Equation Solving Algorithms

Equation Solving Definition

Given a set of n nonlinear functions F_i(x), where n is the number of components in the vector x, the goal of equation solving is to find a vector x that makes all F_i(x) = 0.

fsolve attempts to solve a system of equations by minimizing the sum of squares of the components. If the sum of squares is zero, the system of equations is solved. fsolve has three algorithms:

Trust-region
Trust-region-dogleg
Levenberg-Marquardt

All algorithms are large scale; see Large-Scale vs. Medium-Scale Algorithms.

The fzero function solves a single one-dimensional equation.

The mldivide function solves a system of linear equations.

Trust-Region Algorithm

Many of the methods used in Optimization Toolbox™ solvers are based on trust regions, a simple yet powerful concept in optimization.

To understand the trust-region approach to optimization, consider the unconstrained minimization problem, minimize f(x), where the function takes vector arguments and returns scalars. Suppose that the current point is x in n-space and you want to improve by moving to a point with a lower function value. To do so, the algorithm approximates f with a simpler function q, which reasonably reflects the behavior of function f in a neighborhood N around the point x. This neighborhood is the trust region. The solver computes a trial step s by minimizing (or approximately minimizing) over N. The trust-region subproblem is

$\min_{s} {q (s), s \in N} .$

The solver updates the current point to x + s if f(x + s) < f(x); otherwise, the current point remains unchanged and the solver shrinks N (the trust region) and repeats the trial step computation.

The key questions in defining a specific trust-region approach to minimizing f(x) are how to choose and compute the approximation q (defined at the current point x), how to choose and modify the trust region N, and how accurately to solve the trust-region subproblem.

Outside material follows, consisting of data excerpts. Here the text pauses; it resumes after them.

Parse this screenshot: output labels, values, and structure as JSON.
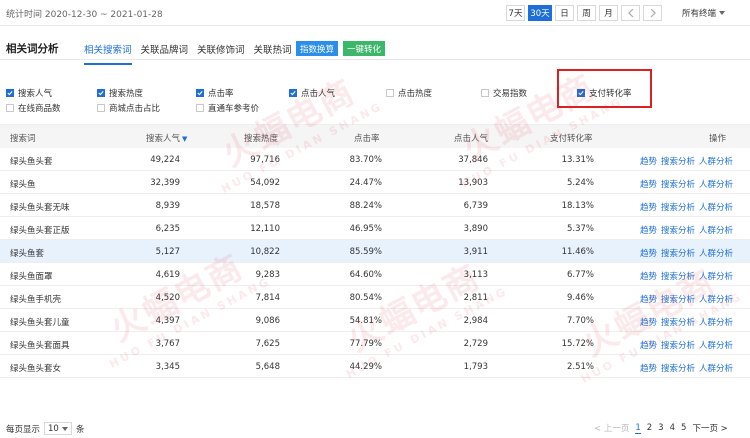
{
  "header": {
    "date_range": "统计时间 2020-12-30 ~ 2021-01-28",
    "periods": [
      "7天",
      "30天",
      "日",
      "周",
      "月"
    ],
    "active_period": "30天",
    "prev_icon": "chevron-left-icon",
    "next_icon": "chevron-right-icon",
    "terminal": "所有终端"
  },
  "tabbar": {
    "title": "相关词分析",
    "tabs": [
      "相关搜索词",
      "关联品牌词",
      "关联修饰词",
      "关联热词"
    ],
    "active_tab": "相关搜索词",
    "index_convert": "指数换算",
    "one_click_convert": "一键转化"
  },
  "metrics": {
    "m1": {
      "label": "搜索人气",
      "checked": true
    },
    "m2": {
      "label": "搜索热度",
      "checked": true
    },
    "m3": {
      "label": "点击率",
      "checked": true
    },
    "m4": {
      "label": "点击人气",
      "checked": true
    },
    "m5": {
      "label": "点击热度",
      "checked": false
    },
    "m6": {
      "label": "交易指数",
      "checked": false
    },
    "m7": {
      "label": "支付转化率",
      "checked": true
    },
    "m8": {
      "label": "在线商品数",
      "checked": false
    },
    "m9": {
      "label": "商城点击占比",
      "checked": false
    },
    "m10": {
      "label": "直通车参考价",
      "checked": false
    }
  },
  "table": {
    "headers": {
      "keyword": "搜索词",
      "search_popularity": "搜索人气",
      "search_heat": "搜索热度",
      "ctr": "点击率",
      "click_popularity": "点击人气",
      "conversion": "支付转化率",
      "ops": "操作"
    },
    "op_labels": {
      "trend": "趋势",
      "search_analysis": "搜索分析",
      "crowd_analysis": "人群分析"
    },
    "rows": [
      {
        "keyword": "绿头鱼头套",
        "search_popularity": "49,224",
        "search_heat": "97,716",
        "ctr": "83.70%",
        "click_popularity": "37,846",
        "conversion": "13.31%"
      },
      {
        "keyword": "绿头鱼",
        "search_popularity": "32,399",
        "search_heat": "54,092",
        "ctr": "24.47%",
        "click_popularity": "13,903",
        "conversion": "5.24%"
      },
      {
        "keyword": "绿头鱼头套无味",
        "search_popularity": "8,939",
        "search_heat": "18,578",
        "ctr": "88.24%",
        "click_popularity": "6,739",
        "conversion": "18.13%"
      },
      {
        "keyword": "绿头鱼头套正版",
        "search_popularity": "6,235",
        "search_heat": "12,110",
        "ctr": "46.95%",
        "click_popularity": "3,890",
        "conversion": "5.37%"
      },
      {
        "keyword": "绿头鱼套",
        "search_popularity": "5,127",
        "search_heat": "10,822",
        "ctr": "85.59%",
        "click_popularity": "3,911",
        "conversion": "11.46%"
      },
      {
        "keyword": "绿头鱼面罩",
        "search_popularity": "4,619",
        "search_heat": "9,283",
        "ctr": "64.60%",
        "click_popularity": "3,113",
        "conversion": "6.77%"
      },
      {
        "keyword": "绿头鱼手机壳",
        "search_popularity": "4,520",
        "search_heat": "7,814",
        "ctr": "80.54%",
        "click_popularity": "2,811",
        "conversion": "9.46%"
      },
      {
        "keyword": "绿头鱼头套儿童",
        "search_popularity": "4,397",
        "search_heat": "9,086",
        "ctr": "54.81%",
        "click_popularity": "2,984",
        "conversion": "7.70%"
      },
      {
        "keyword": "绿头鱼头套面具",
        "search_popularity": "3,767",
        "search_heat": "7,625",
        "ctr": "77.79%",
        "click_popularity": "2,729",
        "conversion": "15.72%"
      },
      {
        "keyword": "绿头鱼头套女",
        "search_popularity": "3,345",
        "search_heat": "5,648",
        "ctr": "44.29%",
        "click_popularity": "1,793",
        "conversion": "2.51%"
      }
    ]
  },
  "footer": {
    "per_page_label": "每页显示",
    "per_page_value": "10",
    "per_page_unit": "条",
    "prev": "< 上一页",
    "pages": [
      "1",
      "2",
      "3",
      "4",
      "5"
    ],
    "current_page": "1",
    "next": "下一页 >"
  },
  "watermark": {
    "cn": "火蝠电商",
    "en": "HUO FU DIAN SHANG"
  },
  "colors": {
    "accent": "#1e6fd9",
    "highlight_row": "#e8f2fd",
    "annotation_box": "#e02020",
    "convert_green": "#3cb66a",
    "index_blue": "#2b8ee8"
  }
}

In the standard trust-region method ([48]), the quadratic approximation q is defined by the first two terms of the Taylor approximation to F at x. The neighborhood N is usually spherical or ellipsoidal in shape. Mathematically, the trust-region subproblem is typically stated

\min {\frac{1}{2} s^{T} H s + s^{T} g such that ‖ D s ‖ \leq Δ},

(1)

where g is the gradient of f at the current point x, H is the Hessian matrix (the symmetric matrix of second derivatives), D is a diagonal scaling matrix, Δ is a positive scalar, and ‖ . ‖ is the 2-norm. To solve Equation 1, an algorithm (see [48]) can compute all eigenvalues of H and then apply a Newton process to the secular equation

$\frac{1}{Δ} - \frac{1}{‖ s ‖} = 0.$

Such an algorithm provides an accurate solution to Equation 1. However, this requires time proportional to several factorizations of H. Therefore, trust-region problems require a different approach. Several approximation and heuristic strategies, based on Equation 1, have been proposed in the literature ([42] and [50]). Optimization Toolbox solvers follow an approximation approach that restricts the trust-region subproblem to a two-dimensional subspace S ([39] and [42]). After the solver computes the subspace S, the work to solve Equation 1 is trivial because, in the subspace, the problem is only two-dimensional. The dominant work now shifts to the determination of the subspace.

The solver determines the two-dimensional subspace S with the aid of a preconditioned conjugate gradient method (described in the next section). The solver defines S as the linear space spanned by s₁ and s₂, where s₁ is in the direction of the gradient g, and s₂ is either an approximate Newton direction, that is, a solution to

$H \cdot s_{2} = - g,$

or a direction of negative curvature,

$s_{2}^{T} \cdot H \cdot s_{2} < 0.$

The philosophy behind this choice of S is to force global convergence (via the steepest descent direction or negative curvature direction) and achieve fast local convergence (via the Newton step, when it exists).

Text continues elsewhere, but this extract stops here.